Implementing Healthier Audit & Compliance Capabilities

Client Initiative Situation How We Helped Outcome


Large U.S. Medical Insurer



Governance, Risk and Compliance Assessment and Implementation of Enterprise Risk Management (ERM)



A large U.S. Medical Insurer needed to strengthen its Audit and Compliance capabilities to meet increasingly complex regulatory landscape.


How We Helped

The Insurer engaged RGP to conduct an in-depth assessment, reviewing governance, risk and compliance effectiveness, processes, approach and capabilities. We identified a number of control weaknesses that threatened to impact financial and operational performance and, in response, developed a sustainable, highly effective ERM program to be implemented in two phases.

  1. Assessment Phase. We took a cultural survey to help assess the organization’s readiness to implement a robust risk management function and employed a risk-based approach to evaluate:
    • Internal audit program for effectiveness and process quality. 
    • Compliance program for scalability and effectiveness in monitoring potential key risks mapped to the Office of Inspector General’s (OIG) Seven Elements of an Effective Compliance Program. 
    • Complaint management process and capabilities within HR, Internal Audit and Legal.
  2. ERM Design and Implementation Phase. We recommended creating an ORSA-based ERM program to serve as the platform to manage enterprise-wide risks and to serve as an ERM framework for meeting NAIC ORSA compliance. With our help, our client developed an ORSA-based ERM program comprised of:
    • A Risk Management Approach for assessing potential loss exposures and stress testing non-solvency risks along with a business continuity plan for each non-solvency risk. 
    • A Solvency Management Approach for assessing corporate capital structure, evaluating financial leverage, reviewing fixed charge coverage, analyzing liquidity, reviewing historical sources and uses of capital, examining operating performance and business profile, stress testing solvency risks and developing a business continuity plan for solvency risks.
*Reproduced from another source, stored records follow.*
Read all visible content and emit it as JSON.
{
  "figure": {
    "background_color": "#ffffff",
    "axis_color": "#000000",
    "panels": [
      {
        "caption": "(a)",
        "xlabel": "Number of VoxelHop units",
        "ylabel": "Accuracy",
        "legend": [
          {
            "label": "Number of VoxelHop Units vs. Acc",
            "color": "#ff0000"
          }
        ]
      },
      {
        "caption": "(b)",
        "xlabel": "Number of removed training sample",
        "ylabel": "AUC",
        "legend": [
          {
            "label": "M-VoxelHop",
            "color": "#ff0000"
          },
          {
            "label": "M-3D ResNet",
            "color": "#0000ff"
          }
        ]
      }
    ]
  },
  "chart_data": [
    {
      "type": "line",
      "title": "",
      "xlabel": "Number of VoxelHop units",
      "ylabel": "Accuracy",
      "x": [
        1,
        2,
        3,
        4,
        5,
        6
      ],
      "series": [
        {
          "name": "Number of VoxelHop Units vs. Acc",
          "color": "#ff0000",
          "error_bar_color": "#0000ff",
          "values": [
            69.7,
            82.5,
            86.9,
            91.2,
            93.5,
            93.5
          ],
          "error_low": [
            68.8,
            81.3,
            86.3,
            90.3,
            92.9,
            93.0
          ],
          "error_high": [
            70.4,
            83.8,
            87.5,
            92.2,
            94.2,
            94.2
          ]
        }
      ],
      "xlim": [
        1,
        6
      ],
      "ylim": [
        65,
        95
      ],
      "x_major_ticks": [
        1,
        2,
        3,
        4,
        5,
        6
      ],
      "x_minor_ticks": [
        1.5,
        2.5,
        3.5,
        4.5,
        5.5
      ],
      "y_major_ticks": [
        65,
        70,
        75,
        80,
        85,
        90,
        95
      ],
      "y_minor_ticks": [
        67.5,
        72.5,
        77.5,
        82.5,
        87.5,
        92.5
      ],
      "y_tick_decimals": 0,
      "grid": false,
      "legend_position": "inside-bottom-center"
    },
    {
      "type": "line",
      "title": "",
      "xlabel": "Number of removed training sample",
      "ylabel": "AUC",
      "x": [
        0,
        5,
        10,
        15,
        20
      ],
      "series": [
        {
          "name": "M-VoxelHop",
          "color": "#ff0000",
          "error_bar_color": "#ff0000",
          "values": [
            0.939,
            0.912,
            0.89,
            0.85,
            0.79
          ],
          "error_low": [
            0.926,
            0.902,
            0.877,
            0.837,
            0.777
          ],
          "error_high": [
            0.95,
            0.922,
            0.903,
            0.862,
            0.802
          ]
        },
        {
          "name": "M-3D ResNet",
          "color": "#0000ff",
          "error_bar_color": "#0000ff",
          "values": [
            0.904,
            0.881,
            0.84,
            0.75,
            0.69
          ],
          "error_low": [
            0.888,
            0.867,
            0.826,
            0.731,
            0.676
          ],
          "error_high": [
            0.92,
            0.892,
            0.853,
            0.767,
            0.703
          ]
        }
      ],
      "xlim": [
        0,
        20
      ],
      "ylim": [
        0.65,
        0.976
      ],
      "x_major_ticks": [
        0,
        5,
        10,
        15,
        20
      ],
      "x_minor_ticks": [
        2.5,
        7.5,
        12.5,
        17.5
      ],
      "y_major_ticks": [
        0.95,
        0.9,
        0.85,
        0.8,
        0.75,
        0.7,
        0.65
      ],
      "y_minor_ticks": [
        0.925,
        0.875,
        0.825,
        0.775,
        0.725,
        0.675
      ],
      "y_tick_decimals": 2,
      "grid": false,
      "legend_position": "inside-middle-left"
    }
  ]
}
RGP’s initial assessment and recommendations were adopted by the Client’s senior management and board of directors and RGP was engaged to further design and implement the ERM program.  The ORSA-based ERM program that RGP developed for our Client will help them manage and monitor their enterprise-wide risks and meet NAIC’s ORSA Model Act requirements for insurers (filing an annual ORSA Summary Report to show evidence of the description of the insurer’s risk management framework, insurer’s assessment of risk exposures, and group risk capital and prospective solvency assessment).